Accounts of Chemical Research
A laser technique best known for its use to remove unwanted tattoos from the skin is finding a second life in preserving great sculptures, paintings and other works of art, according to an article in ACS’ monthly journal, Accounts of Chemical Research: “Advances in Laser Cleaning of Artwork and Objects of Historical Interest: The Optimized Pulse Duration Approach.” The technique, called laser ablation, involves removing material from a solid surface by vaporizing the material with a laser beam.

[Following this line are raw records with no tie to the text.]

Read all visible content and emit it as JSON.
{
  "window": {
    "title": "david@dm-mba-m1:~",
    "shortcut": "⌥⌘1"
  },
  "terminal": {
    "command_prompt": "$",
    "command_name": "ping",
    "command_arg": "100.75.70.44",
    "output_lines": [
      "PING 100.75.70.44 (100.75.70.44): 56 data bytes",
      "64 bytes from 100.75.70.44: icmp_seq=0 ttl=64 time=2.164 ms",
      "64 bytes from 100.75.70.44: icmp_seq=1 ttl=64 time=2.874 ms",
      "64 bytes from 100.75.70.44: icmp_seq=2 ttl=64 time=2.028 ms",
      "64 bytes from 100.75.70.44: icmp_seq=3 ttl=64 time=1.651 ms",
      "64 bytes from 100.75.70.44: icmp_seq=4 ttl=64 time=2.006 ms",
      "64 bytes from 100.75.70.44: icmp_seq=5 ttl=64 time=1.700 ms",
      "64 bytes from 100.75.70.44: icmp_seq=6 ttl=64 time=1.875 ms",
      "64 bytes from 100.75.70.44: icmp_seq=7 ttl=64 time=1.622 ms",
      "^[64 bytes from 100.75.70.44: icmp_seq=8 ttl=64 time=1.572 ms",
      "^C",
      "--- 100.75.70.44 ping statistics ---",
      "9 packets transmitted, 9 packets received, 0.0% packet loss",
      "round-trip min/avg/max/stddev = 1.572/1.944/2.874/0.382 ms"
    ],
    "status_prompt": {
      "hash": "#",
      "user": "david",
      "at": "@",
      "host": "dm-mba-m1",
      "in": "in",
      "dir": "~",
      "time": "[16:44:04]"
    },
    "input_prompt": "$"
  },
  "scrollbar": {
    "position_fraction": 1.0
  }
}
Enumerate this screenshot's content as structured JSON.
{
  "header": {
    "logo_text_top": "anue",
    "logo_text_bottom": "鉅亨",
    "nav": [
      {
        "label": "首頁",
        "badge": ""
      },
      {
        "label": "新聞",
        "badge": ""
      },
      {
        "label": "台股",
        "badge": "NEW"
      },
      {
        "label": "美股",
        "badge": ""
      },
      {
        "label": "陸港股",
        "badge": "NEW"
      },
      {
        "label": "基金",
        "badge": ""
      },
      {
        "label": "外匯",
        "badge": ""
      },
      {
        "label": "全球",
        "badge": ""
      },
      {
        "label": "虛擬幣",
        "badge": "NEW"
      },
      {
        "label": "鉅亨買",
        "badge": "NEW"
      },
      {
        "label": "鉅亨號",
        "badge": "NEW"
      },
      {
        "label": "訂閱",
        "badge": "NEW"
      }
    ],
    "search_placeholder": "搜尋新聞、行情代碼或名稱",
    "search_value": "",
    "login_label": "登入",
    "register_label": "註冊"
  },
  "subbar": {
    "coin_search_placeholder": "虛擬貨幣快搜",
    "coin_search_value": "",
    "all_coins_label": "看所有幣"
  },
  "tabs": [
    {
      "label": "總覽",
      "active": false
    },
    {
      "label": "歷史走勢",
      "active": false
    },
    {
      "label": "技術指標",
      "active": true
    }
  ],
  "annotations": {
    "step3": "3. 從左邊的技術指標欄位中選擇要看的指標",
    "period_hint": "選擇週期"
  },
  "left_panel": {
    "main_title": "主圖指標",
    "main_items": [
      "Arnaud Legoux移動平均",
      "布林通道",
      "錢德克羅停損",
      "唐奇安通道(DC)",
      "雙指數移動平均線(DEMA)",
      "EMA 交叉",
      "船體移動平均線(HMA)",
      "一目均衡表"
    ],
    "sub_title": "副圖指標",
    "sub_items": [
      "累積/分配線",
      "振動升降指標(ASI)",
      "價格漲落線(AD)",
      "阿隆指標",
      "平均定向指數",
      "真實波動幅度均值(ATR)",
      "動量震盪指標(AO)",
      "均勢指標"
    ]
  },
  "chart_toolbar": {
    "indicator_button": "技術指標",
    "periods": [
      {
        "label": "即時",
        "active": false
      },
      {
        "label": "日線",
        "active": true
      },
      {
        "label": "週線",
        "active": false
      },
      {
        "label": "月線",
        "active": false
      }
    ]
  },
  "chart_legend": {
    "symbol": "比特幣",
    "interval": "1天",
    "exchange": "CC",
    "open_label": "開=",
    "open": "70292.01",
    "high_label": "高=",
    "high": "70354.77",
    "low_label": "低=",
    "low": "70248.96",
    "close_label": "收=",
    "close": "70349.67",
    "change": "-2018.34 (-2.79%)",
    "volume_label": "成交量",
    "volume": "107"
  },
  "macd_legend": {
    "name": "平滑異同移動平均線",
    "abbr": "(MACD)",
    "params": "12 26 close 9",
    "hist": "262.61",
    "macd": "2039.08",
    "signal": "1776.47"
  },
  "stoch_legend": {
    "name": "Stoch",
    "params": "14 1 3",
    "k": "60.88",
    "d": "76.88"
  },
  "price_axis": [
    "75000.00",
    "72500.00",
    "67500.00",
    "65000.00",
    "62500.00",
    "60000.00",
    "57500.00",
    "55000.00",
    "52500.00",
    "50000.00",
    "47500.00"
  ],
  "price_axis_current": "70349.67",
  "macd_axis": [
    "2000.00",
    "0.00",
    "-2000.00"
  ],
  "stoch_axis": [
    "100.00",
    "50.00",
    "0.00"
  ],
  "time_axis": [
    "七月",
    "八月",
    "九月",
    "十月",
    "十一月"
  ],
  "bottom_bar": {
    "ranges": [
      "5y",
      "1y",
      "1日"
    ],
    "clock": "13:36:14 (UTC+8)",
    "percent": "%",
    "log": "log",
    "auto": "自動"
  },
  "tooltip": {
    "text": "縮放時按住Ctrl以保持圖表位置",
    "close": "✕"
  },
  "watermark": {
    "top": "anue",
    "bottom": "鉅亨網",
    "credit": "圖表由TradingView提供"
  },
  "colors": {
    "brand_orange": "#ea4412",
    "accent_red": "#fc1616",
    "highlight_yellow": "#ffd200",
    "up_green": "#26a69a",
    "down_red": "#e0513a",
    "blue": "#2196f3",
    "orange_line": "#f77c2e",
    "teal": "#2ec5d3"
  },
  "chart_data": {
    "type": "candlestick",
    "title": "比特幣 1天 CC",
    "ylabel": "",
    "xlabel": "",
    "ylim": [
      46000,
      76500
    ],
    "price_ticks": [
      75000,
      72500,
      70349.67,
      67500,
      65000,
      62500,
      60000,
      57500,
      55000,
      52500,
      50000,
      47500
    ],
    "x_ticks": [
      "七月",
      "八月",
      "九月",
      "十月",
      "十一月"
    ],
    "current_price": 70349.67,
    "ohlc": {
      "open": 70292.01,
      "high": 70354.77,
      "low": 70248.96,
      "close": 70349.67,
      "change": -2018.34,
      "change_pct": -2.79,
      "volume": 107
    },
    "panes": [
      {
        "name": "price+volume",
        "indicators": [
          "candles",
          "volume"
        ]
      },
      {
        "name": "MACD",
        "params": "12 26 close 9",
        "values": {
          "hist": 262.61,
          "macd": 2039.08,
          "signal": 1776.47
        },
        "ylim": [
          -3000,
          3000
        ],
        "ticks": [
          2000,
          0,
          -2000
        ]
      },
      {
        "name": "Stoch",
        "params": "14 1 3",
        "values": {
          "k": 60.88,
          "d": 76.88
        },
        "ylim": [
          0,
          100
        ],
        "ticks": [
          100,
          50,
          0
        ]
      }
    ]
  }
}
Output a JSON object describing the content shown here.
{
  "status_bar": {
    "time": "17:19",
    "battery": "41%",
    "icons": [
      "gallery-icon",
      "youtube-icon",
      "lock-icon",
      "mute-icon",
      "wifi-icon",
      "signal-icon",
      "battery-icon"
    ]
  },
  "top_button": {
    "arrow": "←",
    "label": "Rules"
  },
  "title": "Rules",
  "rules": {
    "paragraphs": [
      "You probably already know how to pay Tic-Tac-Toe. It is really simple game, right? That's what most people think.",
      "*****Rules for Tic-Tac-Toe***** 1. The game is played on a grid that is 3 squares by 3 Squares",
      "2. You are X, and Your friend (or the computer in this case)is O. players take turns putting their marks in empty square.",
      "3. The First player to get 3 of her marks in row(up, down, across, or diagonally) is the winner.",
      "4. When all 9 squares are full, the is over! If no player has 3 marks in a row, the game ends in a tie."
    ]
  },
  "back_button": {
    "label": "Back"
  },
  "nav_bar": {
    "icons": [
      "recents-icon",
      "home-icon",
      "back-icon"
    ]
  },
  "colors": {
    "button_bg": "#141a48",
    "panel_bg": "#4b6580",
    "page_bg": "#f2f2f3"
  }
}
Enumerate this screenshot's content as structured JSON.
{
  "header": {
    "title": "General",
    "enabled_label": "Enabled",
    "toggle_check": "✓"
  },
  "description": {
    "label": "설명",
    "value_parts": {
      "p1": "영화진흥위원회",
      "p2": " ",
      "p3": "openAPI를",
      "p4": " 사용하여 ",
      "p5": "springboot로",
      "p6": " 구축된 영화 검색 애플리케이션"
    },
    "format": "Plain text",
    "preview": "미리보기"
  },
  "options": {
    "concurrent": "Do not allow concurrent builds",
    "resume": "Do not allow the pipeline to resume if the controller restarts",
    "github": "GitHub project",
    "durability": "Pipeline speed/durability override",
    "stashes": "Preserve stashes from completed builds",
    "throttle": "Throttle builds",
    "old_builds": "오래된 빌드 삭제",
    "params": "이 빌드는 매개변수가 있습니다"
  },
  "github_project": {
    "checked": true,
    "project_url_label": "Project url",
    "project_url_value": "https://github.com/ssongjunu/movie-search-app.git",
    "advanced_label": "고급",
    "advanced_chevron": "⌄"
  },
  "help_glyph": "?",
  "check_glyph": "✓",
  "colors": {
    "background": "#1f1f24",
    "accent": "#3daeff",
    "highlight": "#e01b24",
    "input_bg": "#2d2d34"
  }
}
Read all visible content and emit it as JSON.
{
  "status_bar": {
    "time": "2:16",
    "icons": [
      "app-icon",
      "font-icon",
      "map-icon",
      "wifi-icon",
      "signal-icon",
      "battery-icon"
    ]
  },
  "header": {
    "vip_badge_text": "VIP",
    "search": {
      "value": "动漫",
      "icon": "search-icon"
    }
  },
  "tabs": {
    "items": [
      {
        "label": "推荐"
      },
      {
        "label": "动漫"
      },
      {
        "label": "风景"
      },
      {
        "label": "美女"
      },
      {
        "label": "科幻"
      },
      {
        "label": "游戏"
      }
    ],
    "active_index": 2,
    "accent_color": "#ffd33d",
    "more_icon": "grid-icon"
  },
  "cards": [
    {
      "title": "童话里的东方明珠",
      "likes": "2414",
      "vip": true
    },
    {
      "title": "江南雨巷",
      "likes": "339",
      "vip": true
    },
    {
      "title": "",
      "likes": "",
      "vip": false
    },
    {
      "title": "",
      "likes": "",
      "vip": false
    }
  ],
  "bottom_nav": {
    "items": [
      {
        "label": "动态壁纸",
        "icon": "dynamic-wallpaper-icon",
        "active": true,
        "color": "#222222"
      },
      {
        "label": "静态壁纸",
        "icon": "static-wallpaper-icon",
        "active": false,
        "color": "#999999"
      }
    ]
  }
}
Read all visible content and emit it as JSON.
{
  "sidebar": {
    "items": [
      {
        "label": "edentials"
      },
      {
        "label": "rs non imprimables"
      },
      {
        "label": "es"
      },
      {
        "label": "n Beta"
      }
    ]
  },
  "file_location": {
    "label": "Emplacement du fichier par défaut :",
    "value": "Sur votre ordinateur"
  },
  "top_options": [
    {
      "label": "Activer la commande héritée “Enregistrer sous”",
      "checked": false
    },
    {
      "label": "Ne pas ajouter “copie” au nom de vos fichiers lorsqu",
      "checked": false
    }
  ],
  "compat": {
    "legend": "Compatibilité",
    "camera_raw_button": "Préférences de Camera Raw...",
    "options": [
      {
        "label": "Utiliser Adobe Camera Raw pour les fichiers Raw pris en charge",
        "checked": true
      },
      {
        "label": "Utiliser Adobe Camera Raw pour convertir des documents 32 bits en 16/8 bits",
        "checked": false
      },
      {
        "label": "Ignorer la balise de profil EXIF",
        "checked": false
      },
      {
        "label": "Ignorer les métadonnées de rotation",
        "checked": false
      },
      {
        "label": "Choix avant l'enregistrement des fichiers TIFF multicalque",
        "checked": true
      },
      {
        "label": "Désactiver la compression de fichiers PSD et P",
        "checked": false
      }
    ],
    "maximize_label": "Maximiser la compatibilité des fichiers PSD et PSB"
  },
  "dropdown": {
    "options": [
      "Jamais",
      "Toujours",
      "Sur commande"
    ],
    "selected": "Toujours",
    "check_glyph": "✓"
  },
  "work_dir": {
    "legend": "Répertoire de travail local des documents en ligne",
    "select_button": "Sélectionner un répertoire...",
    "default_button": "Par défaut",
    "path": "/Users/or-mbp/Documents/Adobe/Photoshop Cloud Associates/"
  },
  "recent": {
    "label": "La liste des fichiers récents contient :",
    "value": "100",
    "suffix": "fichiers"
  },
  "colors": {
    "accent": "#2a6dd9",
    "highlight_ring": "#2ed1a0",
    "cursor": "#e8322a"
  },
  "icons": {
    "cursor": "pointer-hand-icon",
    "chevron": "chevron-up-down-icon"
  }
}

Salvatore Siano and Renzo Salimbeni point out that laser cleaning of artworks actually began about 10 years before the better known medical and industrial applications of the technique. Doctors, for example, use laser ablation in medicine to remove unwanted tattoos from the skin. In industry, the technique can remove paints, coatings and other material without damaging the underlying surface.
In the article, the scientists note that laser ablation has had an important impact in preserving the world’s cultural heritage of great works of art. They describe the latest advances in laser cleaning of stone and metal statues and wall paintings, including masterpieces like Lorenzo Ghiberti’s Porta del Paradiso and Donatello’s David. They also discuss encouraging results of laser cleaning underwater for materials that could deteriorate if exposed to air.